Cantrill is one of a number of high-profile Sun Microsystems employees that have left Oracle since its January acquisition of Sun. Others include CEO Jonathan Schwartz, board chairman Scott McNealy, Java guru James Gosling, XML co-creator Tim Bray, and open-source evangelist Simon Phipps.
Cantrill, who started at Sun Microsystems in 1996, was the key developer of Sun’s Solaris DTrace data center analytics software tool and a prime mover behind the Fishworks team-along with fellow engineer Mike Shapiro-that created the highly successful “Amber Road” storage appliance.
Amber Road eventually became Sun’s, now Oracle’s, NAND flash-optimized S7000 storage system, the company’s hottest-selling and most progressive storage product.
Cantrill’s creation, DTrace, solves a problem software engineers had struggled with for decades.
DTrace is a dynamic tracing facility built into Solaris that helps developers look at, use and write applications for, and manage, general-purpose operating systems. DTrace is able to deliver sets of real-time telemetry data that support business processes.
DTrace analytics enable IT managers to follow a query from start to finish through the server/storage system in order to identify bottlenecks and solve them. DTrace can probe all of the following protocols: NFS (Network File System), CIFS (Common Internet File System), FTP, SFTP, HTTP, FC, iSCSI and SRP.
Thus, administrators can quickly locate and manage SAN (storage area network) workload hot spots and bottlenecks, understand how configuration and application changes affect the storage system, and provision NAND flash storage capabilities without guesswork.

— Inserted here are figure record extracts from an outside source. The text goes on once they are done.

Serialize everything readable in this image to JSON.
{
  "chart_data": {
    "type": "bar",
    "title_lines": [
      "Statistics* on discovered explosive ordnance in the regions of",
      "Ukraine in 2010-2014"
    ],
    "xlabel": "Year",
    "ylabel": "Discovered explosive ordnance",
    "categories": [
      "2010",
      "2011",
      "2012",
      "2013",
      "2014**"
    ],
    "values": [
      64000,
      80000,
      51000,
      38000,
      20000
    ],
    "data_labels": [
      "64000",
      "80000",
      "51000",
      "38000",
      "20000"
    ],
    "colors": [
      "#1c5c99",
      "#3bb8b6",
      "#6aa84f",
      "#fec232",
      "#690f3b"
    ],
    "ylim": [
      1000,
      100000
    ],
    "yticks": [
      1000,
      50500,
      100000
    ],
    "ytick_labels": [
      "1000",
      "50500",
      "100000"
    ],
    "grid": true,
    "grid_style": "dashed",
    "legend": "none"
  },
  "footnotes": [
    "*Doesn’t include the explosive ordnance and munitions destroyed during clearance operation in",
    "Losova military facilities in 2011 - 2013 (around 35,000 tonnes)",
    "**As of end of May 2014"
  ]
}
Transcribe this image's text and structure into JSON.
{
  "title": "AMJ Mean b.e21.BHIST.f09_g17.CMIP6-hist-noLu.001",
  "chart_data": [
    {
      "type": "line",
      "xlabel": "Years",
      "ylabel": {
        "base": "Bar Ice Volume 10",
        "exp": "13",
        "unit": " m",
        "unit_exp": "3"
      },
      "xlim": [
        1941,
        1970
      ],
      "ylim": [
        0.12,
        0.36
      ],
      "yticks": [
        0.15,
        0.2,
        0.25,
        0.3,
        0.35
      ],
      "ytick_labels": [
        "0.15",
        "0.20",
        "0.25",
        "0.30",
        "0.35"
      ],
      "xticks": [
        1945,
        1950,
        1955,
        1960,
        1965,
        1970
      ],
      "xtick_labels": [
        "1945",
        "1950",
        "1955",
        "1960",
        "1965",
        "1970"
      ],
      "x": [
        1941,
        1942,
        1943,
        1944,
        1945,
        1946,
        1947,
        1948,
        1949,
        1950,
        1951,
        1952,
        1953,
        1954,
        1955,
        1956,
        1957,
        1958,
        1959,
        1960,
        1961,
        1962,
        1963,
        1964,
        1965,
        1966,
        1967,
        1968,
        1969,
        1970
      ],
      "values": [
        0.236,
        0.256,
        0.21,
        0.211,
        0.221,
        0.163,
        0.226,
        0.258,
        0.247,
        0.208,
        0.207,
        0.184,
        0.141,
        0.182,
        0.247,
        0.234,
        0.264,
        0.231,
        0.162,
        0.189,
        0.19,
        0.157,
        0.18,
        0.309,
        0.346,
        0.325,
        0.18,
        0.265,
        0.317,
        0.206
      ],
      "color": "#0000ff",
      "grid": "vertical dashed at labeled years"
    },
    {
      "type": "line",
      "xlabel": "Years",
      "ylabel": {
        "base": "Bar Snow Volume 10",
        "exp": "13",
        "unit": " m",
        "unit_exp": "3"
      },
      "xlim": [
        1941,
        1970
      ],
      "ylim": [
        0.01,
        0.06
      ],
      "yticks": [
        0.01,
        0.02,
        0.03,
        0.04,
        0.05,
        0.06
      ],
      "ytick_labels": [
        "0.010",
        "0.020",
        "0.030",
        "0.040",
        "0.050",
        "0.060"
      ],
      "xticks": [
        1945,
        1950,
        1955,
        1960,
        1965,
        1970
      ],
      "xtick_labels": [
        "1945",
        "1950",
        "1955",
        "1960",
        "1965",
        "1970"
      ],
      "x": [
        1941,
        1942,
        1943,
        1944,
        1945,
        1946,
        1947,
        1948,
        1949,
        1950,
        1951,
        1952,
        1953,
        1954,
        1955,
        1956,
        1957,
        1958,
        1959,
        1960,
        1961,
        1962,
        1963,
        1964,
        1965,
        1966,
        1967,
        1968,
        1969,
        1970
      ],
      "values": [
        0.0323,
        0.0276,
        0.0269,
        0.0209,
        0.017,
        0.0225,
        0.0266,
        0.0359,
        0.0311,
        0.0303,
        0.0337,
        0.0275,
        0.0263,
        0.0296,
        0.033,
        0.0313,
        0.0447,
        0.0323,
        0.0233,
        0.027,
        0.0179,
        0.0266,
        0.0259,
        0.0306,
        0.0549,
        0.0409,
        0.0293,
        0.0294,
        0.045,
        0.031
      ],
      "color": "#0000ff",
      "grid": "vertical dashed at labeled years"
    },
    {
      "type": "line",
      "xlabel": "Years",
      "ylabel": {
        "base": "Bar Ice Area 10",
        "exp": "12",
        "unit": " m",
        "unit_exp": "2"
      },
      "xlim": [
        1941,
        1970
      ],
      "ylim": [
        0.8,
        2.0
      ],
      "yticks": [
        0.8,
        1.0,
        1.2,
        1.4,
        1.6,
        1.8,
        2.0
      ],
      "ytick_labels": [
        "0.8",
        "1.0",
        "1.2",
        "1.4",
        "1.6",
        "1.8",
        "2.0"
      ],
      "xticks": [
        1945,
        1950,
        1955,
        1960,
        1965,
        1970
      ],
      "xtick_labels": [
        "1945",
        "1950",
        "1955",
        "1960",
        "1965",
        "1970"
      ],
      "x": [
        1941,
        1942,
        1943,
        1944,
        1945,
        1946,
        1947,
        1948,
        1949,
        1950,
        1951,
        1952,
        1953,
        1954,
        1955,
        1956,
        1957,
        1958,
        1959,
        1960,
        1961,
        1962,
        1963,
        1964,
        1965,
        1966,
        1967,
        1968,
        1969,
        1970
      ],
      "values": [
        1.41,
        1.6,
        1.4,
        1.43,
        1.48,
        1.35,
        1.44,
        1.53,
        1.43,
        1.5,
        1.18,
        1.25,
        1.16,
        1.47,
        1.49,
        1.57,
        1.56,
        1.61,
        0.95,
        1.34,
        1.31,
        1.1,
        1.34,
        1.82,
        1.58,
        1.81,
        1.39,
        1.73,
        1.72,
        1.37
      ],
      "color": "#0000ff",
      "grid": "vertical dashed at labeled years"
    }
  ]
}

“The time has come for me to venture again into something new-but this time it is to be beyond the company’s walls,” Cantrill wrote. “This is obviously with mixed emotion; while I am excited about the future, it is very difficult for me personally to leave a company in which I have had such close relationships with so many.”
Cantrill, who didn’t say what he’ll be doing next, recounted the early days of Fishworks in the blog.
“In 2006, itching to try something new, Mike [Shapiro] and I talked the company into taking the risk of allowing several of us to start Fishworks,” Cantrill wrote. “That Sun supported our endeavor so enthusiastically was the company at its finest: empowering engineers to tackle hard problems, and inspiring them to bring innovative solutions to market.
“And with the budding success of the 7000 Series, I would like to believe that we made good on the company’s faith in us-and more generally on its belief in innovation as differentiator.”
Amber Road was launched on Nov. 10, 2008, and has been a strong seller ever since.
Oracle last upgraded its S7000 systems only a month ago.